Mar 17, 2009
Giant piezoelectric resistance in FTJs
Researchers at the Hong Kong Polytechnic University have found that applying a mechanical stress to a ferroelectric tunnel junction (FTJ) may modify the structure's tunnel barrier enough to create changes in its electric resistance by orders of magnitude – a phenomenon dubbed giant piezoelectric resistance (GPR).
Using a thermodynamic model and taking into account polarization charge screening in the electrodes and the near-surface inhomogeneous polarization distribution, the group has modeled the tunneling conductance of FTJs and presented the data as a function of the applied mechanical stress (see figure).
The team's results show that the conductance of FTJs can be modulated not only via the polarization orientations, but also by the applied stress, giving rise to a GER-like effect, which can be defined as a GPR effect. Similar to reversing the polarization, reversing a modest applied stress may also change the height of the tunnel barrier enough to produce orders of magnitude change in the electro-resistance.
Indeed, the sensitivity of the GPR system to the applied mechanical stress shows that the GPR system may have sufficient strength to be potentially useful in applications of high-sensitivity electronic and mechanical sensors, memories or other nano-devices.
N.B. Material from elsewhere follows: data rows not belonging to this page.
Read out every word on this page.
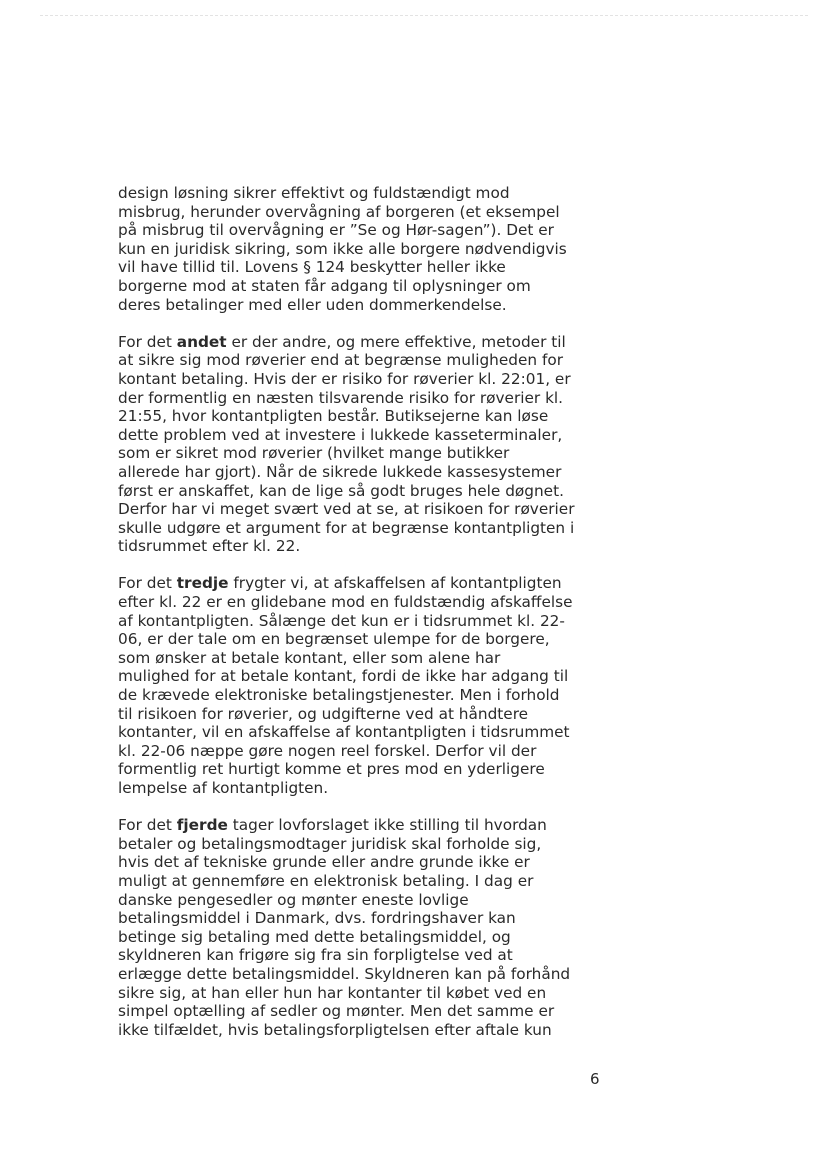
design løsning sikrer effektivt og fuldstændigt mod
misbrug, herunder overvågning af borgeren (et eksempel
på misbrug til overvågning er ”Se og Hør-sagen”). Det er
kun en juridisk sikring, som ikke alle borgere nødvendigvis
vil have tillid til. Lovens § 124 beskytter heller ikke
borgerne mod at staten får adgang til oplysninger om
deres betalinger med eller uden dommerkendelse.

For det andet er der andre, og mere effektive, metoder til
at sikre sig mod røverier end at begrænse muligheden for
kontant betaling. Hvis der er risiko for røverier kl. 22:01, er
der formentlig en næsten tilsvarende risiko for røverier kl.
21:55, hvor kontantpligten består. Butiksejerne kan løse
dette problem ved at investere i lukkede kasseterminaler,
som er sikret mod røverier (hvilket mange butikker
allerede har gjort). Når de sikrede lukkede kassesystemer
først er anskaffet, kan de lige så godt bruges hele døgnet.
Derfor har vi meget svært ved at se, at risikoen for røverier
skulle udgøre et argument for at begrænse kontantpligten i
tidsrummet efter kl. 22.

For det tredje frygter vi, at afskaffelsen af kontantpligten
efter kl. 22 er en glidebane mod en fuldstændig afskaffelse
af kontantpligten. Sålænge det kun er i tidsrummet kl. 22-
06, er der tale om en begrænset ulempe for de borgere,
som ønsker at betale kontant, eller som alene har
mulighed for at betale kontant, fordi de ikke har adgang til
de krævede elektroniske betalingstjenester. Men i forhold
til risikoen for røverier, og udgifterne ved at håndtere
kontanter, vil en afskaffelse af kontantpligten i tidsrummet
kl. 22-06 næppe gøre nogen reel forskel. Derfor vil der
formentlig ret hurtigt komme et pres mod en yderligere
lempelse af kontantpligten.

For det fjerde tager lovforslaget ikke stilling til hvordan
betaler og betalingsmodtager juridisk skal forholde sig,
hvis det af tekniske grunde eller andre grunde ikke er
muligt at gennemføre en elektronisk betaling. I dag er
danske pengesedler og mønter eneste lovlige
betalingsmiddel i Danmark, dvs. fordringshaver kan
betinge sig betaling med dette betalingsmiddel, og
skyldneren kan frigøre sig fra sin forpligtelse ved at
erlægge dette betalingsmiddel. Skyldneren kan på forhånd
sikre sig, at han eller hun har kontanter til købet ved en
simpel optælling af sedler og mønter. Men det samme er
ikke tilfældet, hvis betalingsforpligtelsen efter aftale kun

6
The researchers presented their work in Nanotechnology.
About the author
This work was performed in the Department of Electronics and Information Engineering of the Hong Kong Polytechnic University, in Prof. Chung Ho Woo's Solid-State Electronics group. Research is performed on multi-physical properties of materials and structures in nano-dimensions, with particular attention paid to the phase-transition regime. Much of this work is done in collaboration with other international groups, including UKAEA Culham (Sergei Dudarev), Russian Academy of Science (Moscow, Alexei Semenov), Max-Planck Institute of Metal Research (Stuttgart, Werner Frank), Atomic Energy of Canada (Malcolm Griffiths), RPI (Hanchen Huang), U of Illinois (Lumin Wang), and Chinese institutes like CAS Solid State Physics Institute (Enge Wang), SYSU (Biao Wang), and Institute of Nano-Science NUAA (Wanlin Guo). The results of these studies have put the group in a unique position of international strength and leadership in Hong Kong. To name a few examples, the discovery in 2002 of the 3D-Schwoebel-Ehrlinch barrier, a fundamental quantity that controls crystal growth, attracted a full-page review in Nature in the same year. Success in the development of nano-structured copper thin film in 2003 was included in the Frost & Sullivan's Technical Insight Alert, as a notable item in advanced coating and surface technology. Just published by the group in Physical Review B as an editor-recommended paper, is the world's first large-scale spin-lattice dynamic simulation of ferromagnetic materials applicable to the phase-transition regime. Their work on GPR is another interesting idea along this line of excellent work. Dr Yue Zheng got his PhD from Harbin Institute of Technology in 2007. He has been with Prof. Woo's group since 2003 as a research student and is now a University Postdoctoral Fellow. He has recently been appointed associate professor at SYSU of China.